Se non altro, la cosa servì a convertire tutto il resto dell’equipaggio, che riconobbe la potenza del Signore, nelle sue opere.
A quel punto, Dio dispose che un pesce ingoiasse Giona, che, li, rimase (nella pancia nel pesce) per tre giorni e tre notti, a riflettere sulla sua condotta. Così, cominciò a fare ammenda delle sue mancanze e a pregare Dio, che, nonostante tutto, lo aveva salvato.
Dunque il pesce riportò il Profeta, sano e salvo, all’asciutto.
Stranamente, il solo a non esserne contento dell’esito di quella predicazione, fu proprio Giona che, avrebbe voluto che Dio mostrasse la severità della sua punizione divina, anziché la sua infinita misericordia.
Probabilmente perché Giona non riusciva, umanamente, a giustificare cosa accadesse in quella città.
Ninive, infatti, situata nella parte nord della Mesopotamia, apparteneva al Regno assiro (ne fu capitale, tra l’altro, con il Re Sennacherib, tra il 704 e il 681 a.C.), notoriamente bellicoso, crudele e sanguinario con i suoi nemici. A questi (e a chiunque si ribellasse alla legge) era riservata ogni sorta di tortura: venivano scorticai vivi; mutilati di arti, orecchie, labbra, naso; bruciati sui roghi …
Strano pensare che, da quei giorni, le cose non siano cambiate di molto in quelle terre: la zona in cui Ninive sorgeva, infatti, è molto vicina a Mosul, città tristemente nota per gli attacchi dell’Isis. Nel 2015, distrussero molti reperti di inestimabile valore storico, che riguardavano proprio le antiche civiltà della regione.
Quelle terre non hanno mai avuto pace; hanno vissuto, del corso del tempo, periodi di grande splendore, alternati a momenti di devastazione assoluta.
Pare che li siano stati trovati anche i resti dello stesso Giona, oltre ad immense ricchezze e reperti ineguagliabili. Gli architetti vi avevano costruito acquedotti, sistemi d’irrigazione, reti fognarie.
Sotto oltre 6 metri di sedimenti di epoche diverse, sono state ritrovate vie, piazze, palazzi maestosi, come il “Palazzo senza Eguali”, scavato da Layard, nel 1847, e composto da 80 camere.

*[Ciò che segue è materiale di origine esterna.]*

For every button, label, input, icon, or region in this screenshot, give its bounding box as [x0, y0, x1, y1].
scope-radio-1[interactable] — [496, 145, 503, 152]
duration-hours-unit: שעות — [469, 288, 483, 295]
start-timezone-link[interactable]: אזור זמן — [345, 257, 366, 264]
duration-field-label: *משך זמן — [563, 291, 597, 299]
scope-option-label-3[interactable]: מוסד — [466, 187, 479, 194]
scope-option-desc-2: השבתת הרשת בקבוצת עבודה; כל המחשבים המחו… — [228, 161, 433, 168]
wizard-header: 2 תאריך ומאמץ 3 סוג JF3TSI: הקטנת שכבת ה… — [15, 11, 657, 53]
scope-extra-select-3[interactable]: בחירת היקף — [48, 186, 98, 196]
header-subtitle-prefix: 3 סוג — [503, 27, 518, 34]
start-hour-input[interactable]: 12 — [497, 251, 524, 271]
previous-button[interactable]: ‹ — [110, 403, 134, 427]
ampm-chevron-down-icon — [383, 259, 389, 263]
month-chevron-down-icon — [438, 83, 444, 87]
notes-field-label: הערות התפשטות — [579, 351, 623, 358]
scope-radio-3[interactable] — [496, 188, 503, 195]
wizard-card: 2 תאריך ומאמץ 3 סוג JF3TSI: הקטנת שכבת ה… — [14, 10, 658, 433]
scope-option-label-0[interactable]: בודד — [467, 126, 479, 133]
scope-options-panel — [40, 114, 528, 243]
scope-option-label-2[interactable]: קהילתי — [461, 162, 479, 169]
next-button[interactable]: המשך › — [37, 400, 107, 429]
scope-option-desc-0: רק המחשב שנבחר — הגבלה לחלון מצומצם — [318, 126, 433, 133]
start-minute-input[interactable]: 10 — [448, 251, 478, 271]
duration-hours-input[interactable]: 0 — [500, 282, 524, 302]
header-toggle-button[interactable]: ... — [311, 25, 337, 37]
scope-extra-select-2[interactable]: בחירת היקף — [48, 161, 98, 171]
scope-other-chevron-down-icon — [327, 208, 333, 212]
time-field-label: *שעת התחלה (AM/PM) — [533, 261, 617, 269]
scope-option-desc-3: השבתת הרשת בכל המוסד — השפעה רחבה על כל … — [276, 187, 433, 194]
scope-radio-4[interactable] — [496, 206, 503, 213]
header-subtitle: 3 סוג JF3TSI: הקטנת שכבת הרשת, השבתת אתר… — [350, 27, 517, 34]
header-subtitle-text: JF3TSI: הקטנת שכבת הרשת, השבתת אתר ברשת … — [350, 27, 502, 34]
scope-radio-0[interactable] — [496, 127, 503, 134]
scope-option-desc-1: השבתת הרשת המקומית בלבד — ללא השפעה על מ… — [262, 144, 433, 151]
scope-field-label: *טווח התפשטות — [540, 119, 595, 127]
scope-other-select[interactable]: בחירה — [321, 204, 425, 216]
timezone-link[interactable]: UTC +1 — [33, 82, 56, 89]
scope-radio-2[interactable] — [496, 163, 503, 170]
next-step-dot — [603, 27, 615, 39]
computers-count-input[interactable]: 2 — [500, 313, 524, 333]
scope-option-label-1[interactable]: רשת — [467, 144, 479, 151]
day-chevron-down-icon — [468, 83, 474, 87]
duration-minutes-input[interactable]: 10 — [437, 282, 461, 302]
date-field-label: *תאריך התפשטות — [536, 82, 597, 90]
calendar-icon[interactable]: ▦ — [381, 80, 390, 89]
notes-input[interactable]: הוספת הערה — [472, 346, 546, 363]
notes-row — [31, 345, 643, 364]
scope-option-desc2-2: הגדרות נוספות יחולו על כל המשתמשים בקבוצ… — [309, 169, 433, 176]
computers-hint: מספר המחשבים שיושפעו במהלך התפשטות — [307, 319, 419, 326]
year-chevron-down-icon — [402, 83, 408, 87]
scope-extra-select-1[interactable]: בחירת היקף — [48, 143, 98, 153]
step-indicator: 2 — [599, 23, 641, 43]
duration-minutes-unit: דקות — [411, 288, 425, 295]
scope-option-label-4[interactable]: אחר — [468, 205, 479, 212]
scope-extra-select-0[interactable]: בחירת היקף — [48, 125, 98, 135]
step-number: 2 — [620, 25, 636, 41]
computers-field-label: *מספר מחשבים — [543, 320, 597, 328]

Vi era una biblioteca di tavolette che citavano dati storici, religiosi, avvenimenti e questioni, legali e commerciali.
A Ninive esistevano mastodontiche statue di pietra del peso 30.000 kg, che abbellivano le porte della città; bassorilievi (molti dei quali esibivano le torture volute dai Re), nonché giardini botanici che ospitavano anche piante e animali di altri territori.